Values after peak oil
In the interests of stability and safety after peak oil (themselves utilitarian values), it is likely that the order of priority for the three theories listed above will be (1) utilitarianism; (2) egalitarianism; (3) libertarianism. This is because the good of the community will be of primary importance as our society adapts to changed and unstable conditions, and resource scarcity means that limited medical services must be allocated to maximise the greater good, and promote security and safety. For instance it is likely that workers and those with useful skills will receive treatment first, as the survival of the group will depend on the survival of the able-bodied and skilled. Although the order of the other two approaches will depend on local factors, one would hope that compassion and charity might remain important.
A new land ethic
Different ethical viewpoints make distinctions between those entities that count in a moral consideration, and those that don’t. At one extreme is the belief that only living humans with the capacity to think are worthy of moral consideration. This viewpoint excludes the foetus, unborn future generations, and the natural world from consideration.
At the other extreme is the viewpoint of deep ecology, whereby all things are seen as being equal, morally important, as having intrinsic net worth, and as deserving of being treated in an ethical manner. This includes nature. The current state of our environment serves as evidence that our globalised industrial society doesn’t extend basic moral protection to the natural world, thereby allowing phenomena such as the clear-felling of old-growth forests, strip-mining and global warming.

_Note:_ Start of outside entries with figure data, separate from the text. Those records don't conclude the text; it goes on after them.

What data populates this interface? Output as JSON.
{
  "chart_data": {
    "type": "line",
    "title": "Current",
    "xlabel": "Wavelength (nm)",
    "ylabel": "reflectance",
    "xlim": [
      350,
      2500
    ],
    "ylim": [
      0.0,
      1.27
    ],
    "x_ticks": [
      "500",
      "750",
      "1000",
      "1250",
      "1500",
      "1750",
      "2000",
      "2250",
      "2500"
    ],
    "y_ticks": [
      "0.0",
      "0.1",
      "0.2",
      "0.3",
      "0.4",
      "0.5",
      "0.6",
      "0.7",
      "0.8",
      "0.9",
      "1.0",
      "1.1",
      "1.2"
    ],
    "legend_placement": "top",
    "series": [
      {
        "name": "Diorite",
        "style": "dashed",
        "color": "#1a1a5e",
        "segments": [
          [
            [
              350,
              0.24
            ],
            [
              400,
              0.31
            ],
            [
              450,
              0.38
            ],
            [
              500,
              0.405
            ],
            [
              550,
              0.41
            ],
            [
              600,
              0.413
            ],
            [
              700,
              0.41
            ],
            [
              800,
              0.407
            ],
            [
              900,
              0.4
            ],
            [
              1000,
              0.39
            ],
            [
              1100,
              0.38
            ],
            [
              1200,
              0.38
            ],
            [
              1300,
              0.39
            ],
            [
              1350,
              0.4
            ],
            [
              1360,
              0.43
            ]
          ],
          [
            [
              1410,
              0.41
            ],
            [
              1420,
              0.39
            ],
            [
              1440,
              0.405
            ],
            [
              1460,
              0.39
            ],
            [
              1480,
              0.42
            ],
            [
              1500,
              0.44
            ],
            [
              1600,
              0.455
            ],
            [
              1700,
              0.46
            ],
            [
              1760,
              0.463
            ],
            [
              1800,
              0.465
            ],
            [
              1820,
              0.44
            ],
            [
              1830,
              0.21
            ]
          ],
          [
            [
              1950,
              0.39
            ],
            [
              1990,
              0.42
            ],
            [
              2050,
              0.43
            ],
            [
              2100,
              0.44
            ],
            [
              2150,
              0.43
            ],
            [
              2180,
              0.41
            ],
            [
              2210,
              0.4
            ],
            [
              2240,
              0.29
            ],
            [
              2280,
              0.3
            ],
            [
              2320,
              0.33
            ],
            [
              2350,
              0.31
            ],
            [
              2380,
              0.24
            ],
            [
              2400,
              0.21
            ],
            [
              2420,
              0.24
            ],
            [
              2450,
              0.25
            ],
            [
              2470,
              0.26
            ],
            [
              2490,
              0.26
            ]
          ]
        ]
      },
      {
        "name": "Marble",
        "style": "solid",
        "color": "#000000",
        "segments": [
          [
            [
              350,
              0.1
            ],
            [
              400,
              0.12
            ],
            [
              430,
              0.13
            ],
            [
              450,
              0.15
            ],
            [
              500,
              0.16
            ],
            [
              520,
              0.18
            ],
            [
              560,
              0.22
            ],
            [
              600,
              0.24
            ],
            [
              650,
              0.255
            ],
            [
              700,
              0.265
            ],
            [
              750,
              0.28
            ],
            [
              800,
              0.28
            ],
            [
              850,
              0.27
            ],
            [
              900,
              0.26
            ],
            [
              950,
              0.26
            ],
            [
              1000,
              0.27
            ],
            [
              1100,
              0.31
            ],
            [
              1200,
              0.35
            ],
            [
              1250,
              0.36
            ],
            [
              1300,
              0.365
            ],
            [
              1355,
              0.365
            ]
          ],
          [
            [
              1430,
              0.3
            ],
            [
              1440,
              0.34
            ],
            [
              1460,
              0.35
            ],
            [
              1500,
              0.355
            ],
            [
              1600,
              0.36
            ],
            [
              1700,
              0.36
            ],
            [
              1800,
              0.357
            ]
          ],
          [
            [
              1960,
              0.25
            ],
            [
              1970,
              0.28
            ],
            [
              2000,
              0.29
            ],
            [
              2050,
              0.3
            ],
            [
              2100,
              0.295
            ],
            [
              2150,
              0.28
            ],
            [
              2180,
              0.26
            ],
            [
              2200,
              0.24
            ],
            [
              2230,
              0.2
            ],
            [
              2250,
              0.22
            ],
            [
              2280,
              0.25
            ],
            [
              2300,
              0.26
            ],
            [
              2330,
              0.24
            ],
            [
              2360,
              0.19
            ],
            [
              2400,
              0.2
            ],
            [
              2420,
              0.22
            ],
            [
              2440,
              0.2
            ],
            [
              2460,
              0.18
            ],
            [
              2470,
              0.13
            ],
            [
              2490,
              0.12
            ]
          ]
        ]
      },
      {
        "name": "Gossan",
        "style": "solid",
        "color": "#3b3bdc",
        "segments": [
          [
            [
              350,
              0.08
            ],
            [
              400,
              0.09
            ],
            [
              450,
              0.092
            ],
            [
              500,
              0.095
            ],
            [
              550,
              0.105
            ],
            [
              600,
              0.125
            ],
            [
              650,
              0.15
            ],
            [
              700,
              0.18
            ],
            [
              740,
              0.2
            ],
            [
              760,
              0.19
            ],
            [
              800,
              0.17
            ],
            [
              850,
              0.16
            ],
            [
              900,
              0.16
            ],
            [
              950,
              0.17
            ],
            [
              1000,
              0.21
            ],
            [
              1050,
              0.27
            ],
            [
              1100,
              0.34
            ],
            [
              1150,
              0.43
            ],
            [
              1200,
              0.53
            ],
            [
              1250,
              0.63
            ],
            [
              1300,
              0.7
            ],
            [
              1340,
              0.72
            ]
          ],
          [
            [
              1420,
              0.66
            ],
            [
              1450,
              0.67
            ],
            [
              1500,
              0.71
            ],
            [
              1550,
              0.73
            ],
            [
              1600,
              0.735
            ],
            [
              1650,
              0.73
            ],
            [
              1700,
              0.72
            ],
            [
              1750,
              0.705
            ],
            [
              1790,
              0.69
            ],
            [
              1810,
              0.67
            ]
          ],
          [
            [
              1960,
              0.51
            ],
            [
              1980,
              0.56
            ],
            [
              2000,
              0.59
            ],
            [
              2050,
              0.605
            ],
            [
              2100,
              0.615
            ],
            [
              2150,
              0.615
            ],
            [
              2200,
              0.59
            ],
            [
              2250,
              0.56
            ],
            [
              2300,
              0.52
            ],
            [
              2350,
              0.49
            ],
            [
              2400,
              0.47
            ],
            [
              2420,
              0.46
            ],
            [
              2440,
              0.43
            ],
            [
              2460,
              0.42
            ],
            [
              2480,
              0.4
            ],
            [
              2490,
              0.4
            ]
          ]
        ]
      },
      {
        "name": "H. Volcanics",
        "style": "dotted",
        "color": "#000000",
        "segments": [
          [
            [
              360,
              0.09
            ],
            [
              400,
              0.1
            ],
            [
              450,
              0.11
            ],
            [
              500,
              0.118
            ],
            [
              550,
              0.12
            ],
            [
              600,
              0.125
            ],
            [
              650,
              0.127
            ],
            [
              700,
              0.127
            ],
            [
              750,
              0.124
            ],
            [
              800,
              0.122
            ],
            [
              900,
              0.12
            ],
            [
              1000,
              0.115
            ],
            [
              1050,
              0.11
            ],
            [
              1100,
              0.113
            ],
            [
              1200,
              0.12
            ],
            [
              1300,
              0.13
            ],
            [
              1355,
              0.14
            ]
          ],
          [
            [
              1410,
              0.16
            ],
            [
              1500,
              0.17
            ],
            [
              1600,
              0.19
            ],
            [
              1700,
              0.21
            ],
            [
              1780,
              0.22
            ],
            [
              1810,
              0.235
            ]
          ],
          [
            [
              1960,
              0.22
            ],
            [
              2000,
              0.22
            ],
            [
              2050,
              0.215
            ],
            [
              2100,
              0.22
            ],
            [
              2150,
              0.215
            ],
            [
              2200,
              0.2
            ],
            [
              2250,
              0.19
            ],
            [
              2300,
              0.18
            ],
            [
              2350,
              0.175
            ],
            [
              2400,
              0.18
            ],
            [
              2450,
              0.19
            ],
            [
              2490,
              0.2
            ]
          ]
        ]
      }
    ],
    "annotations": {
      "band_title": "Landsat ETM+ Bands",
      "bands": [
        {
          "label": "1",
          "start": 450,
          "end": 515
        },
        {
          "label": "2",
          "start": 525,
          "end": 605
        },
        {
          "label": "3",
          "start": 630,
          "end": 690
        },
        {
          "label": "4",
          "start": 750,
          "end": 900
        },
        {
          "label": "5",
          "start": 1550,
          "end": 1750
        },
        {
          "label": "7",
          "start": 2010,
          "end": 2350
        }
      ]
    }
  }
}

In contrast, many indigenous peoples held their environment in high regard, often to the point of sacredness. This reverence for the natural world is one of the factors that allowed some indigenous cultures to develop sustainable societies.
In a scarce oil future, it is envisaged that many of us will live in much closer approximation to nature, spend a significant part of our time working the land using low-tech methods, and depend on the health of local ecosystems for our own health and survival.
Although this article is about medical ethics and rationing, it is worthwhile considering the type of ethical approach to nature that will be required to achieve long-term sustainability in a relocalised future. The ‘land ethic’ of Aldo Leopold and the ethics of the permaculture system demand a respect for and partnership with nature that will be crucial to our survival. Both approaches acknowledge that natural things have intrinsic worth and moral standing. It logically follows then that they deserve to have the same ethics applied to them as we use for ourselves.
Once the place of nature in an ethical framework has been clarified, the preceding discussion on rationing can be used to determine the way that other goods (such as water, food, clothing, shelter and energy) are shared and distributed. Indigenous people used an oral tradition of stories, rules and taboos to disseminate and enforce their systems of land stewardship (for example a prohibition on hunting female animals during breeding season, or the way that water holes were to be managed during a drought). Hopefully we can formulate a similar system of ethics that includes all of nature as a moral being worthy of ethical consideration. Only in that way can we effectively deal with peak oil and energy descent.